I cannot personally believe this is all coincidence. The question is whether this many localised similarities in the same key and genre are better explained by shared style or by knowledge of a particular piece.

Could Clementi Have Known K. 281?

Here the argument becomes more difficult.

Mozart was famous in London from childhood. The Mozart children performed there in 1764-65, and by 1765 Mozart’s abilities as performer and composer were publicly discussed in London. Mozart’s early keyboard sonatas K. 10-15 were published in London in 1765, although these were accompanied keyboard sonatas, not the later solo sonatas.

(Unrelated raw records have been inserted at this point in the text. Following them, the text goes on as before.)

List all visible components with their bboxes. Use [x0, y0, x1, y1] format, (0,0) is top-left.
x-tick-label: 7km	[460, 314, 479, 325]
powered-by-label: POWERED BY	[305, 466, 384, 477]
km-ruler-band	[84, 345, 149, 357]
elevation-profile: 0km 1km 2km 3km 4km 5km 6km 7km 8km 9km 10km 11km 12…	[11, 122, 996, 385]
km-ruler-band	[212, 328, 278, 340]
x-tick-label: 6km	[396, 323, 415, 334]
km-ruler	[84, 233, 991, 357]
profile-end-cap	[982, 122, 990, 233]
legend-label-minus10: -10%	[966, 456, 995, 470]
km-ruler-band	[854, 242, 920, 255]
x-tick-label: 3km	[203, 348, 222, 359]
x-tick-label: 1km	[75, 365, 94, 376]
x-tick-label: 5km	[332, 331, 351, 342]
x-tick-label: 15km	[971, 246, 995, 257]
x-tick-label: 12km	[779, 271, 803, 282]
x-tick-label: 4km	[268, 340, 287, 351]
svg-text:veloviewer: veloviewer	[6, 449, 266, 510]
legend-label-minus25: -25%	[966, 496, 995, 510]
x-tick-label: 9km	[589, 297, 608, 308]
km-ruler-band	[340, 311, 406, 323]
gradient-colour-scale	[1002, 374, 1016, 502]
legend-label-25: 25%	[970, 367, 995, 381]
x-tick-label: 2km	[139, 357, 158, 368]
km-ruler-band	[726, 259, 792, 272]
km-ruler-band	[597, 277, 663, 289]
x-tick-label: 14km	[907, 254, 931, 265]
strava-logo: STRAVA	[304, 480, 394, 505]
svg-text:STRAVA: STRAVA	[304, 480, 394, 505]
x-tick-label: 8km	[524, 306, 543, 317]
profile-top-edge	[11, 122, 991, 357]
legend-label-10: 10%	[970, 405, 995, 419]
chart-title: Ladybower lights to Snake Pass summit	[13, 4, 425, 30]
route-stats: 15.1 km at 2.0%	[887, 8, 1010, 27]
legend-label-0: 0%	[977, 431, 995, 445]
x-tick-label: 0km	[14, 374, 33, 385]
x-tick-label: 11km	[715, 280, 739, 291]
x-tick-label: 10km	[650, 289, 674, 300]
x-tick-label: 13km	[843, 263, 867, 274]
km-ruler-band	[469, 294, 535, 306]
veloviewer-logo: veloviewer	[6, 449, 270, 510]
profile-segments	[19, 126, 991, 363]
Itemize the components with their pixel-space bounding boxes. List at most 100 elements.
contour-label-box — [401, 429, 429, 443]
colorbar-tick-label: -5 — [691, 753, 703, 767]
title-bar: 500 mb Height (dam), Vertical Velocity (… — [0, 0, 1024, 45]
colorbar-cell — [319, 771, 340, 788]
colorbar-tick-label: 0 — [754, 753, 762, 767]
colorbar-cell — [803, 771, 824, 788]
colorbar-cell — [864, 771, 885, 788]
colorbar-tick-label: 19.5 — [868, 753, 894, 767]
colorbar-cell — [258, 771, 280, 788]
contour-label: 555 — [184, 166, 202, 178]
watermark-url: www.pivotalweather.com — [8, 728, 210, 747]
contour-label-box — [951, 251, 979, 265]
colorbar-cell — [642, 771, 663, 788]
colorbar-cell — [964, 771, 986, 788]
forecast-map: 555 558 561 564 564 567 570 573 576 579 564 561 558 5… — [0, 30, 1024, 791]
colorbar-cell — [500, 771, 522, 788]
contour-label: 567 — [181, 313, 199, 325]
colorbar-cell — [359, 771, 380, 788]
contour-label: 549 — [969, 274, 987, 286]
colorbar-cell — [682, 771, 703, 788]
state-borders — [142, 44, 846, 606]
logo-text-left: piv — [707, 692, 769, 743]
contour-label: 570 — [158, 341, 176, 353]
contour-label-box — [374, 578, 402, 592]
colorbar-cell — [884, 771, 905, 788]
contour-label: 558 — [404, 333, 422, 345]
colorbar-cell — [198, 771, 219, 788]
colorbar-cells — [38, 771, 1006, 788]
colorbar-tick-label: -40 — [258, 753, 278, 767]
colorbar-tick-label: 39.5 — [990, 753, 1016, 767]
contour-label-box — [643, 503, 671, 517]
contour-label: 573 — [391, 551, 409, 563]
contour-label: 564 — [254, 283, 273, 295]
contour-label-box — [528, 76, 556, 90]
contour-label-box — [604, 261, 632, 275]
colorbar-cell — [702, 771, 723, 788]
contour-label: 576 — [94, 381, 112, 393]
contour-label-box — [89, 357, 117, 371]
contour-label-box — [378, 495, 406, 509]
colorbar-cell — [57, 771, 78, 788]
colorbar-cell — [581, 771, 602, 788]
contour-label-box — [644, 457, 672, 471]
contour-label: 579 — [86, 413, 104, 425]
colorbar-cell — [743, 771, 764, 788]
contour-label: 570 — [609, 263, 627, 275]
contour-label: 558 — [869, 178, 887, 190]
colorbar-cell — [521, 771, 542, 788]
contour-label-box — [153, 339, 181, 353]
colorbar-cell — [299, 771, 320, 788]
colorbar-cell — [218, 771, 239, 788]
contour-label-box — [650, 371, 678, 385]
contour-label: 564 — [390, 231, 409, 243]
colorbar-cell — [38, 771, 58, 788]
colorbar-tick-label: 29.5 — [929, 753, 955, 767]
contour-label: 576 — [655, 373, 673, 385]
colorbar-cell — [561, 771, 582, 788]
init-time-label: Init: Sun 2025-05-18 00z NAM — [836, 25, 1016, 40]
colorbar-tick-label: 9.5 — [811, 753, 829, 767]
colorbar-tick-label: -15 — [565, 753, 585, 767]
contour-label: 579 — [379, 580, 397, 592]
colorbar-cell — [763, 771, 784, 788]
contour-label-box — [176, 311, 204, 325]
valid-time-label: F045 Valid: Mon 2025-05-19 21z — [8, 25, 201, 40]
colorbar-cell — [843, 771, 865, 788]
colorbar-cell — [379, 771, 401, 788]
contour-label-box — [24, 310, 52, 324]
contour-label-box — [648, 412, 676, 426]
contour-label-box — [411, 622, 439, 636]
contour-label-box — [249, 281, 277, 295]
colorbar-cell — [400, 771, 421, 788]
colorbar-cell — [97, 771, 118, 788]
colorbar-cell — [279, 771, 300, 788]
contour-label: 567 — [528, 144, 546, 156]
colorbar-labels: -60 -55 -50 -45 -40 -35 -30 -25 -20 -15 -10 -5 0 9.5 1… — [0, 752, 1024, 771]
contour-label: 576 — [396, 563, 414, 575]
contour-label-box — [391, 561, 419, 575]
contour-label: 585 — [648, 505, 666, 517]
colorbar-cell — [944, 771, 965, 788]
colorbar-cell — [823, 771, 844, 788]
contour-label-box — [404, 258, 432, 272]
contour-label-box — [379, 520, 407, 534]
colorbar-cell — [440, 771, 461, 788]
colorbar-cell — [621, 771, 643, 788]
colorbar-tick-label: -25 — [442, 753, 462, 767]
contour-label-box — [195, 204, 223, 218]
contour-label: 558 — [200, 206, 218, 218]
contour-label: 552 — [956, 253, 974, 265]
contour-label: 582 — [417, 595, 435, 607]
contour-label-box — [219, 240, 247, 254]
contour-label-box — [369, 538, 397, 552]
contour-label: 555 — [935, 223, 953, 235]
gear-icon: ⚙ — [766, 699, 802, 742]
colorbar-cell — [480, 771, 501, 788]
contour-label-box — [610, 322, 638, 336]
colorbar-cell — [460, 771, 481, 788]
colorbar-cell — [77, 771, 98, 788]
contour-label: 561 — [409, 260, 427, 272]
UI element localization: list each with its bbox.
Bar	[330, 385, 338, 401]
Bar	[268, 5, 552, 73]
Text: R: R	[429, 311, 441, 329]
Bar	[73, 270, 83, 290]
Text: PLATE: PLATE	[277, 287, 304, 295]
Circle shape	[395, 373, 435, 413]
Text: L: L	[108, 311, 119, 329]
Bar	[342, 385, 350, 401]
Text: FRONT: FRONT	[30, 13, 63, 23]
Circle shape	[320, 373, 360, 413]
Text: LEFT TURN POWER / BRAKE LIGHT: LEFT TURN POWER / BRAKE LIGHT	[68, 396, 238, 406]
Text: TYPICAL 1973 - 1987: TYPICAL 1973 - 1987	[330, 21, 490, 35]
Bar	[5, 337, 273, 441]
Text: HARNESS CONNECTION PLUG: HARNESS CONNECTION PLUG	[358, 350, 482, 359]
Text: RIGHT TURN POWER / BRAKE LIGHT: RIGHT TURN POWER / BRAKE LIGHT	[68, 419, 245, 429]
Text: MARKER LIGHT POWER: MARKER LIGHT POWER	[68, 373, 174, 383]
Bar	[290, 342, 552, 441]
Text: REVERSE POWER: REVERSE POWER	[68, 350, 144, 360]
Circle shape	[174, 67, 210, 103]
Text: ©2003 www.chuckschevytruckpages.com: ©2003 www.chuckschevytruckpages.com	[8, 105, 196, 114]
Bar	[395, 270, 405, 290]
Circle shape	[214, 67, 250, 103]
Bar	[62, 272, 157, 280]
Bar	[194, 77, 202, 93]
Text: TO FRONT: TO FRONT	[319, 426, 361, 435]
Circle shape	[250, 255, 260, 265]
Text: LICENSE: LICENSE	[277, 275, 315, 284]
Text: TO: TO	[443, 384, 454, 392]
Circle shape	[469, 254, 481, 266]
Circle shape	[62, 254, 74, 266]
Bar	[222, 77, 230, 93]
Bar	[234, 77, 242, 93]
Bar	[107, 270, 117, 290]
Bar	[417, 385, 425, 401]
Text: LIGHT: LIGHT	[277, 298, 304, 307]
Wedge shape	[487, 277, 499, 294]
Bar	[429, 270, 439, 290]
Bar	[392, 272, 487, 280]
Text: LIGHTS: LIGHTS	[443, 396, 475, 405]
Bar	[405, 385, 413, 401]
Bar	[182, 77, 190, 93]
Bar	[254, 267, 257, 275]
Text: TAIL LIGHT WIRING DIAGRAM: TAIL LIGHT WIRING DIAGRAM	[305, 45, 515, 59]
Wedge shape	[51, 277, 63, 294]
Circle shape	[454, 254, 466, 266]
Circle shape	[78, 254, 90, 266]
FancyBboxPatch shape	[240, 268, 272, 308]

Clementi lived in England from the later 1760s and became active in London musical life in the 1770s. By the time he left for the Continent, he was a leading keyboard musician. It is therefore very plausible that Clementi knew of Mozart, and plausible that he knew some early published Mozart music.

But the B-flat sonata is a harder problem. Mozart composed it in Munich in 1775, and it was not published until 1799. Clementi could not have obtained it through ordinary printed London circulation before 1781.

So if Clementi knew K. 281, the route must have been less direct. Mozart may have performed it privately or semi-publicly. A manuscript copy may have circulated. A patron, traveller, teacher, collector, or publisher may have seen or copied it. Clementi may even have encountered it during his continental travels before the Vienna meeting.

At the moment, that is only possibility, not proof. I know of no document proving Clementi knew the sonata, no Clementi letter saying so, and no early London publication that would solve the problem neatly.

But elite musicians often encountered music before publication, and Clementi was not an obscure amateur waiting for printed editions to arrive in shops. He was an ambitious professional virtuoso moving in precisely the world where unpublished music could circulate.

Why It Matters

The usual story gives Clementi priority over Mozart in one famous case. Clementi plays the sonata before Mozart in 1781; Mozart later borrows the opening motif for The Magic Flute.

The possible complication is more interesting. Clementi’s sonata may itself contain traces of Mozart’s sonata. If so, the Magic Flute borrowing would not be a simple one-way act of musical memory, but part of a more tangled exchange: Mozart remembering Clementi, Clementi perhaps already remembering Mozart.

It also changes the meaning of Clementi’s choice of piece. If Clementi knew Mozart’s sonata, then playing this particular B-flat sonata to Mozart could have been intended as a kind of flattery: a subtle way of saying, I know your work, I admire it, and I can answer it in my own language.

That would also make Mozart’s contemptuous comments about Clementi more revealing. Mozart may have dismissed Clementi as a mere technician, but Clementi’s sonata may have been operating in a subtler and more competitive register than Mozart cared to admit.

Conclusion

Nothing here is proven of course. The publication history makes the claim difficult. The score parallels make it worth asking. The goal is not to announce a verdict, but to invite a different hearing of a familiar anecdote. If Clementi is hiding Mozart in plain sight, perhaps other ears – and other archives – can help decide.